Monday, February 7, 2011

Ternary Search Tree implementation

The ternary search tree contains three types of links. First, there are pointers that correspond to links in the corresponding trie, shown as dashed down-arrows. Traversing a down-link corresponds to “matching” the character from which the arrow starts. The left- and right- links are traversed when the current character does not match the desired character at the current position. We take the left-link if the character we are looking for is alphabetically before the character in the current node, and the right-link in the opposite case.

Ternary tree data structure solves the memory problem of tries which we discussed in the earlier post in a more clever way. To avoid the memory occupied by unnecessary pointers, each trie node is represented as a tree-within-a-tree rather than as an array. Each non-null pointer in the trie node gets its own node in a ternary search tree.

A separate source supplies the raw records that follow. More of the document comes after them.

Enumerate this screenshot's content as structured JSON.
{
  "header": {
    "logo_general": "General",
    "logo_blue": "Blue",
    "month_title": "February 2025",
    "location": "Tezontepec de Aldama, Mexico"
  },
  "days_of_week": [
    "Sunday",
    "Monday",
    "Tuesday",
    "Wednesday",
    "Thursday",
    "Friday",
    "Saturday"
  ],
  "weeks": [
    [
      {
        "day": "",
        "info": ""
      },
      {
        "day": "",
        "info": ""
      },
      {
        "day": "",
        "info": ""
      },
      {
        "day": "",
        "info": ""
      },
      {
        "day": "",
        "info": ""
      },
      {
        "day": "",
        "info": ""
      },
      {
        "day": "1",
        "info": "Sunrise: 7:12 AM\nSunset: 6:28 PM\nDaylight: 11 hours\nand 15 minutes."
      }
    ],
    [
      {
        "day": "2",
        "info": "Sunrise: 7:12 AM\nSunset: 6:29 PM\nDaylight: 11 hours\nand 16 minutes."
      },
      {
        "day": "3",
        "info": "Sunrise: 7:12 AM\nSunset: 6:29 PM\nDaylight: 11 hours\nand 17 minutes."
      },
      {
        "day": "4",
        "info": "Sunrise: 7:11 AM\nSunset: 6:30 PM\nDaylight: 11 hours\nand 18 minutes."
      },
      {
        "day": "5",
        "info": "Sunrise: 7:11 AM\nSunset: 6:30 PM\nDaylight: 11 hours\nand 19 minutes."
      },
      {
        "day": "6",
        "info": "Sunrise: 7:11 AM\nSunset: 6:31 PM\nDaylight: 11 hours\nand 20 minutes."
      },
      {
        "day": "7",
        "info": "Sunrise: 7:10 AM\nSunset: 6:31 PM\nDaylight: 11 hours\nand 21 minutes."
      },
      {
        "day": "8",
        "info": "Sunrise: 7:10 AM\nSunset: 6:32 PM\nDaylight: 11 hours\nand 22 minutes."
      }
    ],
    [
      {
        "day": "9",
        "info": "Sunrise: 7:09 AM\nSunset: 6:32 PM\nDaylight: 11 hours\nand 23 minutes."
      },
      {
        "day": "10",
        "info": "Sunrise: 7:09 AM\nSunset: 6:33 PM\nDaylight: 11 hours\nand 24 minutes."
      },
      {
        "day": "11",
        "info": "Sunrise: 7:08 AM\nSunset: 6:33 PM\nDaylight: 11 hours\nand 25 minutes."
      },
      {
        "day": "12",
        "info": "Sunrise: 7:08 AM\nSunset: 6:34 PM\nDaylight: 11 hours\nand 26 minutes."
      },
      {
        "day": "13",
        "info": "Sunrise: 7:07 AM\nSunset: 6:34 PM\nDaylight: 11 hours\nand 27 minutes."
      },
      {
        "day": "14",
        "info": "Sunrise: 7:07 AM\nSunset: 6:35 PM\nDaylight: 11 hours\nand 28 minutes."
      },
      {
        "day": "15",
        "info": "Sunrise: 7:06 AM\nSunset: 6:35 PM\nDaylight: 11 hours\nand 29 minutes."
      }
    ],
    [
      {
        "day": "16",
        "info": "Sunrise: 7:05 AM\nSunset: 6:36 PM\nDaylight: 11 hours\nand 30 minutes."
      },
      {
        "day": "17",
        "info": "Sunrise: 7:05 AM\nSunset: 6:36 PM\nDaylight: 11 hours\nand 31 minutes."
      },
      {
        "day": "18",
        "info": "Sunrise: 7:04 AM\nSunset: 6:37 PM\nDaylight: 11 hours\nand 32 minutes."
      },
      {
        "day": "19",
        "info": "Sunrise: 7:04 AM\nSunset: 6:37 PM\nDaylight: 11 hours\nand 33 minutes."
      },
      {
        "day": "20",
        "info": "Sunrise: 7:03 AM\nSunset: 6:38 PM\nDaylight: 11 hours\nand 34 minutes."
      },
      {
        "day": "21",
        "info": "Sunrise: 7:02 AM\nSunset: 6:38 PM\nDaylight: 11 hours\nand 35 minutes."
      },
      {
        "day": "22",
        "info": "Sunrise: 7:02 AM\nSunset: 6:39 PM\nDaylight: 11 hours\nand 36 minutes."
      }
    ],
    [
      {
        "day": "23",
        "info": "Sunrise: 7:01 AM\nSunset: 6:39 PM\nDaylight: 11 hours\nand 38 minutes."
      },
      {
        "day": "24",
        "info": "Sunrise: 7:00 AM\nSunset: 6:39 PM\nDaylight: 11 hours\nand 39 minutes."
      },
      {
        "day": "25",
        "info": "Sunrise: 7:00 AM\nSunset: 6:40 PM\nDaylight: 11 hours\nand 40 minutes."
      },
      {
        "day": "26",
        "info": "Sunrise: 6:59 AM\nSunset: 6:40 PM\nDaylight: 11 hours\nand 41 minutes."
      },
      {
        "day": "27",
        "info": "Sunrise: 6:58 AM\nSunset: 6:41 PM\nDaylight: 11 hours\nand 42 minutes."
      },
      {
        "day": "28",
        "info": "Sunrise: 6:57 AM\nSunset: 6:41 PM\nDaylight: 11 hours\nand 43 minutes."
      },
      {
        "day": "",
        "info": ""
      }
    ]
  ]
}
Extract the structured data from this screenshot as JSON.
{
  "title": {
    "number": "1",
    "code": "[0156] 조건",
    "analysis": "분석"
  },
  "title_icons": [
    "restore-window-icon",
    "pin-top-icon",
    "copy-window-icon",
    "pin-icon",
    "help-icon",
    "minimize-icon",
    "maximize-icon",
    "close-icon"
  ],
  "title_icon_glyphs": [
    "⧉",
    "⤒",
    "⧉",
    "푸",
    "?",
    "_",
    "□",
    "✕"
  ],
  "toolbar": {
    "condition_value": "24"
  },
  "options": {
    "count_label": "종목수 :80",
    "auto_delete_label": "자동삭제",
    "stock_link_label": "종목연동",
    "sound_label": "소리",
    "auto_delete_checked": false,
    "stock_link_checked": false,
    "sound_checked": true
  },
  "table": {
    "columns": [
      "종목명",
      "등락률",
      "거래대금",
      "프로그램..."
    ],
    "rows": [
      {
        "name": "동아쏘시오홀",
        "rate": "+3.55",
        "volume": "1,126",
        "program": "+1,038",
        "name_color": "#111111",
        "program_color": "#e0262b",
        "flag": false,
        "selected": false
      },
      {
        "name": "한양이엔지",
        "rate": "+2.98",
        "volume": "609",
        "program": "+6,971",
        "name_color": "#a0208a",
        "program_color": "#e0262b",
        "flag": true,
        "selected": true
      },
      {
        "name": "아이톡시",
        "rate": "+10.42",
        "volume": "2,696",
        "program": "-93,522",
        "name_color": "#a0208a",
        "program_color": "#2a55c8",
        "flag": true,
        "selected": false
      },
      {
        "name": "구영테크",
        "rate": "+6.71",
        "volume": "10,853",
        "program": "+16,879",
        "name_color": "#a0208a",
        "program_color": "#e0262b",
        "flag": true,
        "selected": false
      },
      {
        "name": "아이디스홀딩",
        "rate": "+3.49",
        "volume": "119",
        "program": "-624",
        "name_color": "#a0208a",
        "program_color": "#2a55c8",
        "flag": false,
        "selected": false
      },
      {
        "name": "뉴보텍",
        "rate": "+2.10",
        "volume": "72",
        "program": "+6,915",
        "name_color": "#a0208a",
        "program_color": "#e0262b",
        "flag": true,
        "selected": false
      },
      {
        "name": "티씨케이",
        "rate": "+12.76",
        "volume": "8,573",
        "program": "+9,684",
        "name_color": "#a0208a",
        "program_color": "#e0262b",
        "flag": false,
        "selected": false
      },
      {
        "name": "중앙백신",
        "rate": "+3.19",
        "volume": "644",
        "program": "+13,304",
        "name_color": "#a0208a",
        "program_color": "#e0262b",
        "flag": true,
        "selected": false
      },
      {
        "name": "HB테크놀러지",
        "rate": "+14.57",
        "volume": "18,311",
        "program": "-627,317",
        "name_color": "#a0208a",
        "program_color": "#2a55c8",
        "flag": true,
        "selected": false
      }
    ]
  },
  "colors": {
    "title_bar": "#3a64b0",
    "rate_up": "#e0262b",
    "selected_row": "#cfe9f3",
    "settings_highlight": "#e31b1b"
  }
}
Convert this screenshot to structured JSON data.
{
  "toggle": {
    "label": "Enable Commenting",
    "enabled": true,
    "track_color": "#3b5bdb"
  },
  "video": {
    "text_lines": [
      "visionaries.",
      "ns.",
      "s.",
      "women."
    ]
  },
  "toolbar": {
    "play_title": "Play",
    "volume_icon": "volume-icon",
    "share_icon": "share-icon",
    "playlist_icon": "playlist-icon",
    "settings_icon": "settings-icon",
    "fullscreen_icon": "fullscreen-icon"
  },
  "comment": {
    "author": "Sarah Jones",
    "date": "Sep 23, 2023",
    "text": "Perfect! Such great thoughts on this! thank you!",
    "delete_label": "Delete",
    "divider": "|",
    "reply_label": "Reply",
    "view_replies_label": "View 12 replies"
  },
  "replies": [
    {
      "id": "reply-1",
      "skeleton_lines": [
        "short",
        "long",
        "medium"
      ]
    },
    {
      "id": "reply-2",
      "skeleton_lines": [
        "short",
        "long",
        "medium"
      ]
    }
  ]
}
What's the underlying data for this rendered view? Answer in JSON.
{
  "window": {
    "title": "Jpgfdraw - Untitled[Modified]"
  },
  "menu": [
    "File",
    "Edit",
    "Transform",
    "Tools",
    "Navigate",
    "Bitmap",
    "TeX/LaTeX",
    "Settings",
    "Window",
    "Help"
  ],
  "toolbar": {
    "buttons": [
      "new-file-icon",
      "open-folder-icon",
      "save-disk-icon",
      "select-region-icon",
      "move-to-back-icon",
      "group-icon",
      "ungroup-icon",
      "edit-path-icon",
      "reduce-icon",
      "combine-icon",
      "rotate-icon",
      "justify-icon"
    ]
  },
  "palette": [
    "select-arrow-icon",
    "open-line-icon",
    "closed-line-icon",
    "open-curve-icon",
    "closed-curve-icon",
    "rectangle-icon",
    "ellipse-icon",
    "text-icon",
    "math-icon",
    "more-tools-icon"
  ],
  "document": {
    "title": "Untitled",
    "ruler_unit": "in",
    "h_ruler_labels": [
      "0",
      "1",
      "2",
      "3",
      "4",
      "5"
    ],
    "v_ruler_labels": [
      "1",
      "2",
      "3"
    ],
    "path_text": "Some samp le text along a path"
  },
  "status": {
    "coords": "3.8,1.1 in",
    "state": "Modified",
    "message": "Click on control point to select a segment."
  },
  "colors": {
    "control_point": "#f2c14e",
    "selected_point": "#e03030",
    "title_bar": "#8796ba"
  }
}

Each node in a Ternary search tree could be implemented like this in java:

class TNode
{
    char m_char;
    TNode left, center, right;
    boolean wordEnd;

    public TNode(char ch, boolean wordEnd)
    {
        m_char = ch;
        wordEnd = wordEnd;
    }
}

Here is a Ternary search tree that stores words AB, ABBA, ABCD, and BCD. Nodes that terminate words are marked yellow:

image_thumb[7]

Here is a simple Ternary search tree implementation in java:


public class TernarySearchTree {

    TNode root = null;
   
    public TernarySearchTree()
    {
        this.root = null;
    }

    private void insert(String key, int pos, TNode node)
    {
        char s[] = key.toCharArray();
        if (node == null) { node = new TNode(s[pos], false); }

        if (s[pos] < node.m_char) {
            insert(key, pos, node.left);
            }
        else if (s[pos] > node.m_char) {
            insert(key, pos, node.right);
            }
        else
        {
            if (pos + 1 == key.length()) { node.wordEnd = true; }
            else { insert(key, pos + 1, node.center); }
        }
    }

    public void insert(String s)
    {
        if (s == null || s == "") throw new IllegalArgumentException();

        insert(s, 0, this.root);
    }

    public boolean containsKey(String key)
    {
        if (key == null || key == "") throw new IllegalArgumentException();

        int pos = 0;
        TNode node = this.root;
        char s[] = key.toCharArray();
        while (node != null)
        {

            if (s[pos] < node.m_char) { node = node.left; }
            else if (s[pos] > node.m_char) { node = node.right; }
            else
            {
                if (++pos == key.length()) return node.wordEnd;
                node = node.center;
            }
        }

        return false;
    }
   
    public static void main(String[] args)
    {
        TernarySearchTree tree = new TernarySearchTree();
        tree.insert("AB");
        tree.insert("ABBA");
        tree.insert("ABCD");
        tree.insert("BCD");
       
        boolean found = tree.containsKey("AB");
       
        if(found)
            System.out.println("AB is found in the tree");
        else
            System.out.println("AB is not found");
       
        found = tree.containsKey("ABCD");
       
        if(found)
            System.out.println("ABCD is found in the tree");
        else
            System.out.println("ABCD is not found");

    }
}

class TNode
{
    char m_char;
    TNode left, center, right;
    boolean wordEnd;

    public TNode(char ch, boolean wordEnd)
    {
        m_char = ch;
        wordEnd = wordEnd;
    }
}

Trie implementation

A trie is a tree-like data structure in which each node contains an array of pointers, one pointer for each character in the alphabet. Starting at the root node, we can trace a word by following pointers corresponding to the letters in the target word.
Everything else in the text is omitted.